Lake Junin is located in the Andean highlands of central Peru. Most of the lake is in the Junin Province of the Junin Region, but its northwestern tip belongs to the Pasco Province of the Pasco Region. The surface elevation of the lake is located at 4082.7 m above sea level.

The lake is on the upper reaches of the Mantaro River within the Amazon basin. There is a hydroelectric power station which regulates the water level of the lake at the outflow of the lake, through the Upamayo Dam. In years of abundant rains, fluctuations in the water level are moderate, but in years of drought water level may drop 1.5–2 m leaving extensive areas exposed. The deepest part of the lake, which is located about 10 km off Huayre, is 12 m deep.

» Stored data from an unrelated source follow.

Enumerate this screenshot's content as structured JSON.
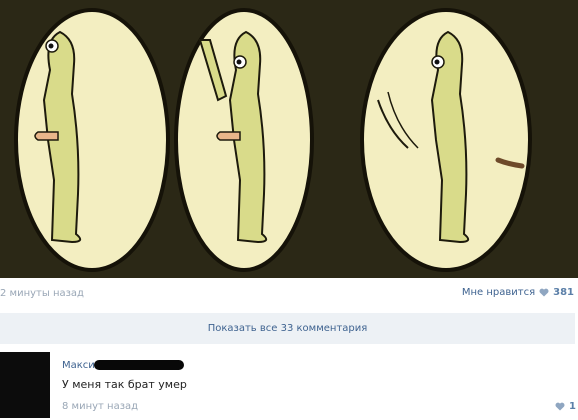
{
  "post": {
    "image_description_icon": "comic-image",
    "timestamp": "2 минуты назад",
    "like_label": "Мне нравится",
    "like_count": "381",
    "show_comments": "Показать все 33 комментария"
  },
  "comment": {
    "author": "Максим",
    "text": "У меня так брат умер",
    "time": "8 минут назад",
    "like_count": "1"
  },
  "colors": {
    "link": "#3f6390",
    "muted": "#9aa7b6",
    "heart": "#8fa6c1",
    "panel_bg": "#edf1f5"
  }
}
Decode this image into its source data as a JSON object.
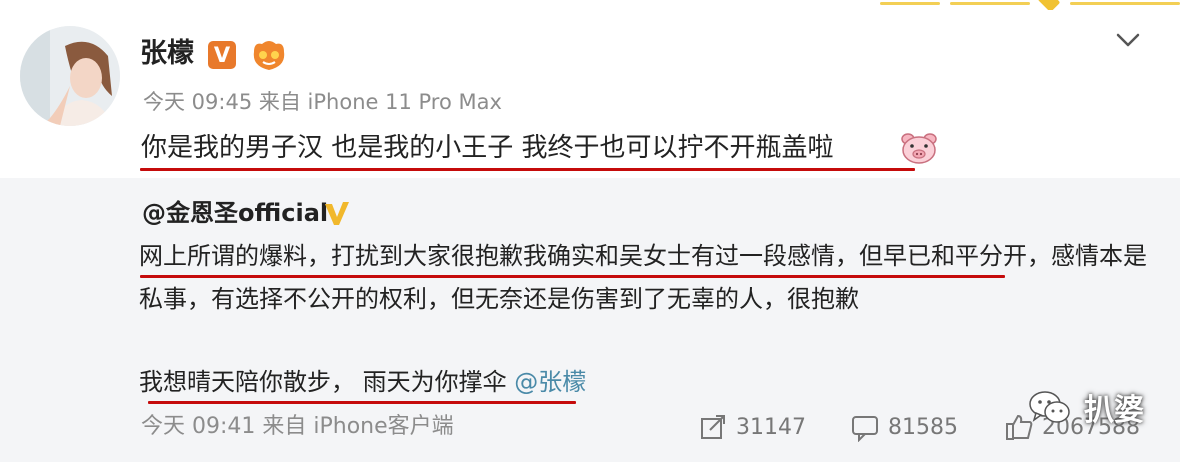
{
  "post": {
    "username": "张檬",
    "vip_badge": "V",
    "meta": "今天 09:45 来自 iPhone 11 Pro Max",
    "text": "你是我的男子汉  也是我的小王子  我终于也可以拧不开瓶盖啦",
    "emoji": "pig-face-icon",
    "more_icon": "chevron-down-icon"
  },
  "repost": {
    "author": "@金恩圣official",
    "line1": "网上所谓的爆料，打扰到大家很抱歉我确实和吴女士有过一段感情，但早已和平分开，感情本是",
    "line2": "私事，有选择不公开的权利，但无奈还是伤害到了无辜的人，很抱歉",
    "line3_text": "我想晴天陪你散步，  雨天为你撑伞 ",
    "line3_mention": "@张檬",
    "footer_meta": "今天 09:41 来自 iPhone客户端",
    "actions": {
      "repost_count": "31147",
      "comment_count": "81585",
      "like_count": "2067588"
    }
  },
  "watermark": {
    "text": "扒婆"
  },
  "colors": {
    "underline": "#c50b0b",
    "vip_orange": "#e8792b",
    "verify_gold": "#f1b82c",
    "mention_blue": "#4a8aa8",
    "repost_bg": "#f4f5f7"
  }
}
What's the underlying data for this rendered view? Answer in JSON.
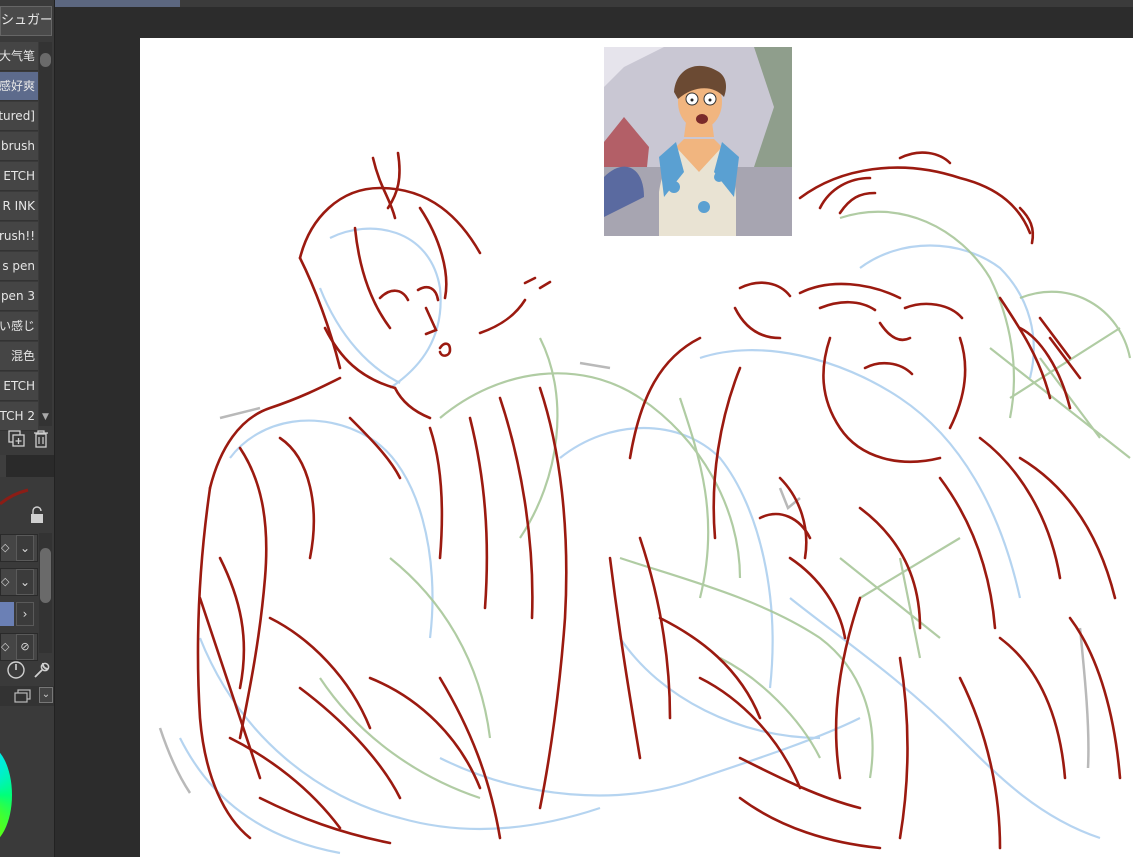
{
  "brush_panel": {
    "header": "シュガー",
    "items": [
      {
        "label": "大气笔",
        "selected": false
      },
      {
        "label": "感好爽",
        "selected": true
      },
      {
        "label": "tured]",
        "selected": false
      },
      {
        "label": "brush",
        "selected": false
      },
      {
        "label": "ETCH",
        "selected": false
      },
      {
        "label": "R INK",
        "selected": false
      },
      {
        "label": "Brush!!",
        "selected": false
      },
      {
        "label": "s pen",
        "selected": false
      },
      {
        "label": "pen 3",
        "selected": false
      },
      {
        "label": "い感じ",
        "selected": false
      },
      {
        "label": "混色",
        "selected": false
      },
      {
        "label": "ETCH",
        "selected": false
      },
      {
        "label": "TCH 2",
        "selected": false
      }
    ]
  },
  "icons": {
    "duplicate": "duplicate-brush-icon",
    "delete": "trash-icon",
    "lock": "lock-icon",
    "pressure": "pressure-dial-icon",
    "settings": "wrench-icon",
    "color_wheel": "color-wheel-icon"
  },
  "colors": {
    "sketch_red": "#9b1a10",
    "sketch_blue": "#a9cdee",
    "sketch_green": "#a8c79a",
    "selected_item": "#5d6b8c"
  }
}
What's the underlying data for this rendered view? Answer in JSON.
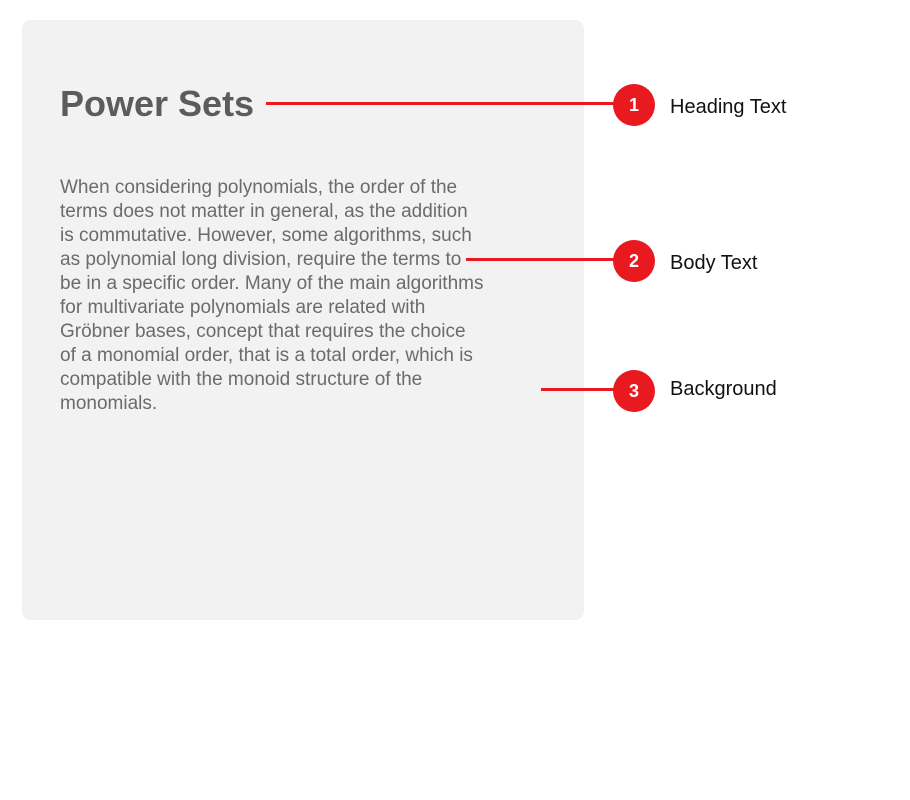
{
  "card": {
    "heading": "Power Sets",
    "body": "When considering polynomials, the order of the terms does not matter in general, as the addition is commutative. However, some algorithms, such as polynomial long division, require the terms to be in a specific order. Many of the main algorithms for multivariate polynomials are related with Gröbner bases, concept that requires the choice of a monomial order, that is a total order, which is compatible with the monoid structure of the monomials."
  },
  "callouts": [
    {
      "number": "1",
      "label": "Heading Text"
    },
    {
      "number": "2",
      "label": "Body Text"
    },
    {
      "number": "3",
      "label": "Background"
    }
  ],
  "colors": {
    "callout_accent": "#e8191f",
    "card_background": "#f2f2f2",
    "heading_text": "#5c5c5c",
    "body_text": "#6b6b6b"
  }
}
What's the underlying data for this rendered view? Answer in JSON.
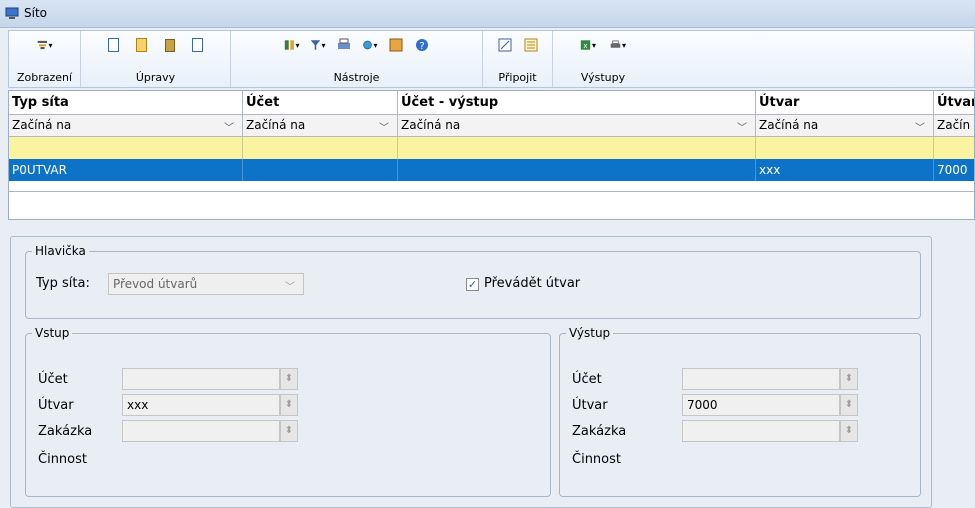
{
  "window": {
    "title": "Síto"
  },
  "toolbar": {
    "groups": [
      {
        "label": "Zobrazení"
      },
      {
        "label": "Úpravy"
      },
      {
        "label": "Nástroje"
      },
      {
        "label": "Připojit"
      },
      {
        "label": "Výstupy"
      }
    ]
  },
  "grid": {
    "columns": [
      "Typ síta",
      "Účet",
      "Účet - výstup",
      "Útvar",
      "Útvar"
    ],
    "filters": [
      "Začíná na",
      "Začíná na",
      "Začíná na",
      "Začíná na",
      "Začín"
    ],
    "rows": [
      {
        "typ_sita": "P0UTVAR",
        "ucet": "",
        "ucet_vystup": "",
        "utvar": "xxx",
        "utvar_vystup": "7000"
      }
    ]
  },
  "detail": {
    "hlavicka": {
      "legend": "Hlavička",
      "typ_sita_label": "Typ síta:",
      "typ_sita_value": "Převod útvarů",
      "prevadet_label": "Převádět útvar",
      "prevadet_checked": true
    },
    "vstup": {
      "legend": "Vstup",
      "ucet_label": "Účet",
      "ucet_value": "",
      "utvar_label": "Útvar",
      "utvar_value": "xxx",
      "zakazka_label": "Zakázka",
      "zakazka_value": "",
      "cinnost_label": "Činnost"
    },
    "vystup": {
      "legend": "Výstup",
      "ucet_label": "Účet",
      "ucet_value": "",
      "utvar_label": "Útvar",
      "utvar_value": "7000",
      "zakazka_label": "Zakázka",
      "zakazka_value": "",
      "cinnost_label": "Činnost"
    }
  },
  "colors": {
    "selection": "#0c73c8",
    "new_row": "#fbf3a0"
  }
}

The headwaters of streams flowing into Lake Junin have been named as the "most distant" source of the Amazon River, one of the three places proposed as the "true" source of the Amazon.

==Pollution==
Since 1933 there has been an inflow of mining residues into the lake, which has adversely affected the fish and bird fauna in parts of the lake. Sewage coming from the towns of Junin and Carhuamayo also pollutes the lake. These types of pollution are contributing to the natural eutrophication process of this wetland.

==Fauna and flora==
Lake Junin is home to three endemic birds that all are seriously threatened: the Junin rail (Laterallus (jamaicensis) tuerosi), the Junin grebe (Podiceps taczanowskii) and the Junin white-tufted grebe (Rollandia rolland morrisoni). Two endangered species of frogs in the genus Telmatobius are restricted to the vicinity of the lake, although only one of these, the entirely aquatic Lake Junin frog (T. macrostomus), is found in the lake itself, whereas the Amable Maria frog (T. brachydactylus) is found nearby. Three Orestias pupfish, O. empyraeus, O. gymnota and O. polonorum, and the catfish Trichomycterus oroyae are endemic to the lake basin and its vicinity (including associated streams, rivers and smaller lakes).

Lake Junin is surrounded by emergent vegetation, which in some places can reach 6 km wide and become so dense that it is impenetrable. The fish fauna is abundant but consists of few species, including introduced species. The introduced trout have been implicated in the decline of the endemic frogs.